WASHINGTON — A man who robbed a Boston bank last year while he was still on probation for a 2006 bank-robbery spree has been sentenced to nearly 6 years in prison, the U.S. Attorney’s Office in Massachusetts said Tuesday.
Philip Leo Campanirio, 53, was sentenced in federal court in Boston on Monday to 70 months for robbing a Citizens Bank last April, according to a statement from the U.S. Attorney’s Office. In 2007 he pleaded guilty to robbing three Citizens Banks four times the previous year, along with a different bank.
In addition to the prison term, U.S. District Court Judge George O’Toole on Monday sentenced Campanirio to 3 years of probation. The judge also ordered him to repay $4,680 to the bank, the statement said.
Campanirio, who has been in custody since his arrest last August, had pleaded guilty in January to one count of bank robbery.

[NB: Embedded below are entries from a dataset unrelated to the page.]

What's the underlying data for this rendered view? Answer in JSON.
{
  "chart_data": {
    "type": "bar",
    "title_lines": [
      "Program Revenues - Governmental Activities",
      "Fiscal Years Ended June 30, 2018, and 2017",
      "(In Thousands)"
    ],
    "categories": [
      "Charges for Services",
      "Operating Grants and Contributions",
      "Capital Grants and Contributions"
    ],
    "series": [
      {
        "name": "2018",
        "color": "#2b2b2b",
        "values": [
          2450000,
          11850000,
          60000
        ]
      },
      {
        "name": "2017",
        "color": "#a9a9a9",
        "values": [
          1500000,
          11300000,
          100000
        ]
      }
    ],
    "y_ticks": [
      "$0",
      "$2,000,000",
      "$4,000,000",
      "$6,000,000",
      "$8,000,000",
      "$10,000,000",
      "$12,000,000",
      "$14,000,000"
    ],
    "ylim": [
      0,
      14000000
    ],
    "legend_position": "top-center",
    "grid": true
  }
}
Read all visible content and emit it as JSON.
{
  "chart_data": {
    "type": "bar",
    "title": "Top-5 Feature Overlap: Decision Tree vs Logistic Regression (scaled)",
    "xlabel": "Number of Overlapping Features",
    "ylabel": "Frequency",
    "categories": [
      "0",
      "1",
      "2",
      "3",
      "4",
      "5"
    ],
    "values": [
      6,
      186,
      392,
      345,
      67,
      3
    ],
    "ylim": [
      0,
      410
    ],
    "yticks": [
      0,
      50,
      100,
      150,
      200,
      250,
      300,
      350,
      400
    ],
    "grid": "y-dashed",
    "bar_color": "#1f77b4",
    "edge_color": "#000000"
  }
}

The bank teller whom he robbed described him as a white man who was about 50 and walked with a limp — and also gave investigators a very detailed description of his attire. Bank security cameras captured images of the suspect that matched the teller’s description, according to the U.S. Attorney’s Office.
After the images and description of the suspect were shown in the media, a probation officer who was supervising Campanirio for his 2006 bank robbery convictions recognized him and contacted authorities.
In 2007 Campanirio pleaded guilty to five bank robberies and one attempted bank robbery in or near Boston. On two occasions during his 2006 robbery spree, he returned to the scene of the crime, according to published reports. After getting away with money from a Sovereign Bank, he tried to rob the same bank nine days later — but the teller recognized him and he left empty-handed.
However, he didn’t let that failure deter him. Just four days later, he robbed a Citizens Bank and returned eight days later for another haul, according to published reports.
In each robbery, he gave the teller a note and threatened to shoot but he never displayed a gun, authorities said.
It is not clear how much time Campanario served for the 2006 convictions or when he was released from prison.